“It would have been better for that man if he had not been born.” – Jesus Christ (Mark 14.16)

“The Son of Man will go just as it is written about him, but woe to that man by whom the Son of an is betrayed! It would have been better for that man if he had not been born.” – Jesus Christ (Mark 14.16)

That’s a sobering statement: it would be better for Judas to have not been born than betray Jesus. Why? It’s not just the betrayal of handing him over to the authorities. God could have forgiven Judas for that. He forgave Peter for denying Jesus. So why is it better to not have been born? Because Judas was condemned to hell forever for his sins. It’s better to not exist than to exist in hell forever. Therefore, it is true for all who will be condemned: it is better for them if they had never been born.

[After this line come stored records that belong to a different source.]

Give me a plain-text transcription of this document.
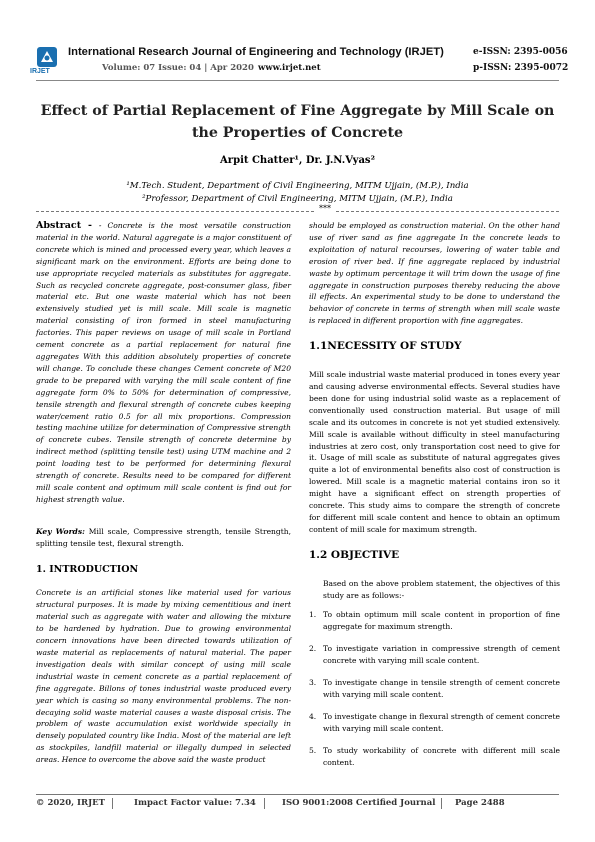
IRJET
International Research Journal of Engineering and Technology (IRJET)
Volume: 07 Issue: 04 | Apr 2020 www.irjet.net
e-ISSN: 2395-0056
p-ISSN: 2395-0072
Effect of Partial Replacement of Fine Aggregate by Mill Scale on the Properties of Concrete
Arpit Chatter¹, Dr. J.N.Vyas²
¹M.Tech. Student, Department of Civil Engineering, MITM Ujjain, (M.P.), India
²Professor, Department of Civil Engineering, MITM Ujjain, (M.P.), India
***
Abstract - - Concrete is the most versatile construction material in the world. Natural aggregate is a major constituent of concrete which is mined and processed every year, which leaves a significant mark on the environment. Efforts are being done to use appropriate recycled materials as substitutes for aggregate. Such as recycled concrete aggregate, post-consumer glass, fiber material etc. But one waste material which has not been extensively studied yet is mill scale. Mill scale is magnetic material consisting of iron formed in steel manufacturing factories. This paper reviews on usage of mill scale in Portland cement concrete as a partial replacement for natural fine aggregates With this addition absolutely properties of concrete will change. To conclude these changes Cement concrete of M20 grade to be prepared with varying the mill scale content of fine aggregate form 0% to 50% for determination of compressive, tensile strength and flexural strength of concrete cubes keeping water/cement ratio 0.5 for all mix proportions. Compression testing machine utilize for determination of Compressive strength of concrete cubes. Tensile strength of concrete determine by indirect method (splitting tensile test) using UTM machine and 2 point loading test to be performed for determining flexural strength of concrete. Results need to be compared for different mill scale content and optimum mill scale content is find out for highest strength value.
Key Words: Mill scale, Compressive strength, tensile Strength, splitting tensile test, flexural strength.
1. INTRODUCTION
Concrete is an artificial stones like material used for various structural purposes. It is made by mixing cementitious and inert material such as aggregate with water and allowing the mixture to be hardened by hydration. Due to growing environmental concern innovations have been directed towards utilization of waste material as replacements of natural material. The paper investigation deals with similar concept of using mill scale industrial waste in cement concrete as a partial replacement of fine aggregate. Billons of tones industrial waste produced every year which is casing so many environmental problems. The non-decaying solid waste material causes a waste disposal crisis. The problem of waste accumulation exist worldwide specially in densely populated country like India. Most of the material are left as stockpiles, landfill material or illegally dumped in selected areas. Hence to overcome the above said the waste product
should be employed as construction material. On the other hand use of river sand as fine aggregate In the concrete leads to exploitation of natural recourses, lowering of water table and erosion of river bed. If fine aggregate replaced by industrial waste by optimum percentage it will trim down the usage of fine aggregate in construction purposes thereby reducing the above ill effects. An experimental study to be done to understand the behavior of concrete in terms of strength when mill scale waste is replaced in different proportion with fine aggregates.
1.1NECESSITY OF STUDY
Mill scale industrial waste material produced in tones every year and causing adverse environmental effects. Several studies have been done for using industrial solid waste as a replacement of conventionally used construction material. But usage of mill scale and its outcomes in concrete is not yet studied extensively. Mill scale is available without difficulty in steel manufacturing industries at zero cost, only transportation cost need to give for it. Usage of mill scale as substitute of natural aggregates gives quite a lot of environmental benefits also cost of construction is lowered. Mill scale is a magnetic material contains iron so it might have a significant effect on strength properties of concrete. This study aims to compare the strength of concrete for different mill scale content and hence to obtain an optimum content of mill scale for maximum strength.
1.2 OBJECTIVE
Based on the above problem statement, the objectives of this study are as follows:-
1. To obtain optimum mill scale content in proportion of fine aggregate for maximum strength.
2. To investigate variation in compressive strength of cement concrete with varying mill scale content.
3. To investigate change in tensile strength of cement concrete with varying mill scale content.
4. To investigate change in flexural strength of cement concrete with varying mill scale content.
5. To study workability of concrete with different mill scale content.
© 2020, IRJET	Impact Factor value: 7.34	ISO 9001:2008 Certified Journal Page 2488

But they were born. God ordained that it would be so. So if it isn’t better or ultimately good for them, why did God ordain their existence? I think their existence is ordained and actual so that those who are saved from their sins and for God see and savor the glory of God’s mercy seen in light of the condemned.

That’s a heavy thought. Really heavy. But I think it’s biblical.

Romans 9:22–24 (LEB, underline added) 22 And what if God, wanting to demonstrate his wrath and to make known his power, endured with much patience vessels of wrath prepared for destruction? 23 And he did so in order that he could make known the riches of his glory upon vessels of mercy that he prepared beforehand for glory, 24 us whom he also called, not only from the Jews but also from the Gentiles?

So what does this mean for us as Christians who intend to gospelize and make disciples? 

It doesn’t mean we write people off as condemned and without hope. We don’t know whom God will save and the gospel offer is real. We must not look down on those who aren’t saved as below or beneath us as if we are superior or more deserving. We’re not. Nor does it mean we passively sit around assuming God will save people despite our passivity and disobedience.

It means we feel the weight of our sin and the just consequence of our sins. We meditate on the mercy seat (propitiation) of Jesus Christ on the cross. And we appreciate, know, and celebrate mercy. Mercy! We sing his blood bought mercies! Then we look at our non-Christian neighbors and nations and tell them about Jesus’s life, death, and resurrection, offering them the hope of mercy if they will repent from their sin and righteousness and entrust themselves to Jesus the Messiah.